Management commentary from Micron’s most recent earnings call struck a confident tone on near-term demand, but executives framed their guidance within the boundaries of disclosed risk factors. The management discussion and analysis sections in both the 10-Q and 10-K lay out inventory levels, pricing trends, and capacity plans in precise but deliberately measured regulatory language. The numbers in those filings are reliable; the extrapolations investors build on top of them are not.

What the gap really tells you about the chip market in spring 2026

Micron’s valuation discount is not a puzzle. It is a price tag on skepticism, the market’s long memory of boom-and-bust cycles in DRAM and NAND that have punished investors who paid up at the peak. The 557% five-year gain shows what happens when the cycle turns decisively in Micron’s favor. The compressed multiple shows that Wall Street is not yet convinced the turn is structural.

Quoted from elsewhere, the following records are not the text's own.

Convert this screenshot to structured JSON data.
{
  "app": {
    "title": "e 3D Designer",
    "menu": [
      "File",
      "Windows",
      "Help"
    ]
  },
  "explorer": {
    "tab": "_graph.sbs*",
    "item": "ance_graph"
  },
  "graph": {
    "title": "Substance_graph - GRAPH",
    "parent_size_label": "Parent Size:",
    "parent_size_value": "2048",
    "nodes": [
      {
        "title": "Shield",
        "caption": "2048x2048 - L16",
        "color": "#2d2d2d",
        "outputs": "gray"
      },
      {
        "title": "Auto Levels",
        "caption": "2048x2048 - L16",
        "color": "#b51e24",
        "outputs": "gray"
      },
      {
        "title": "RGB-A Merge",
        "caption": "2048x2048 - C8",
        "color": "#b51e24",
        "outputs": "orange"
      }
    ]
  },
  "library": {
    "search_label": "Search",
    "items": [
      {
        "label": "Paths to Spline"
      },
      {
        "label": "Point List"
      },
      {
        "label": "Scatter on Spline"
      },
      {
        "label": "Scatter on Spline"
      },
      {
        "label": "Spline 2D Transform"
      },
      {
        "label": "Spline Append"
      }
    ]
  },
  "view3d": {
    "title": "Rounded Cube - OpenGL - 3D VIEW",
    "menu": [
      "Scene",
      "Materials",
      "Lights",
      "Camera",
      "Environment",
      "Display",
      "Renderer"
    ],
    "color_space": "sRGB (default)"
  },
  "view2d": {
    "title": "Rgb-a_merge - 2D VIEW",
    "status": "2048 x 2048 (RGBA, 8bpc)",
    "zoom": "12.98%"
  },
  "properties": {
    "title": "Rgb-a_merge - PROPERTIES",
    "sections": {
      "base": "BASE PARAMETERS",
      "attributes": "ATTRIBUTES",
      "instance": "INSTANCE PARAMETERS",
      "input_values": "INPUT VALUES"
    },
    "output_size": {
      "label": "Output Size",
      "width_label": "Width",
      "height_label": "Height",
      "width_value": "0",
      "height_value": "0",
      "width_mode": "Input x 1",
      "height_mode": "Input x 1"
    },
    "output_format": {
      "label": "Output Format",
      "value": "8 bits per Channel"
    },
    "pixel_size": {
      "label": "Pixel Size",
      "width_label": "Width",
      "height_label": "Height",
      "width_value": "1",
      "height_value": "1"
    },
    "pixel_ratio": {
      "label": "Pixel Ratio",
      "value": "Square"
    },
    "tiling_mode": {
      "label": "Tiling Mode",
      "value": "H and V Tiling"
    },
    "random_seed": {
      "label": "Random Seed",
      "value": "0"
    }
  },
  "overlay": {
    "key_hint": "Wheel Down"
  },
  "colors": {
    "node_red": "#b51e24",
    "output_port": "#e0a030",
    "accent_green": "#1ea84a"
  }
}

For investors willing to anchor on Micron’s reported financials rather than narrative, the decision reduces to a probability judgment. If HBM demand and AI-driven data center spending sustain premium pricing longer than the consensus $6.50 EPS estimate implies, the stock’s roughly 14-times forward multiple could prove to be a significant mispricing. If the cycle reverts to its historical pattern, today’s discount may look generous in hindsight.

Either way, the gap between Micron’s stock performance and its earnings multiple is one of the more revealing signals in semiconductors right now. It says the market respects what Micron has built but is not yet willing to bet that the next five years will mirror the last five.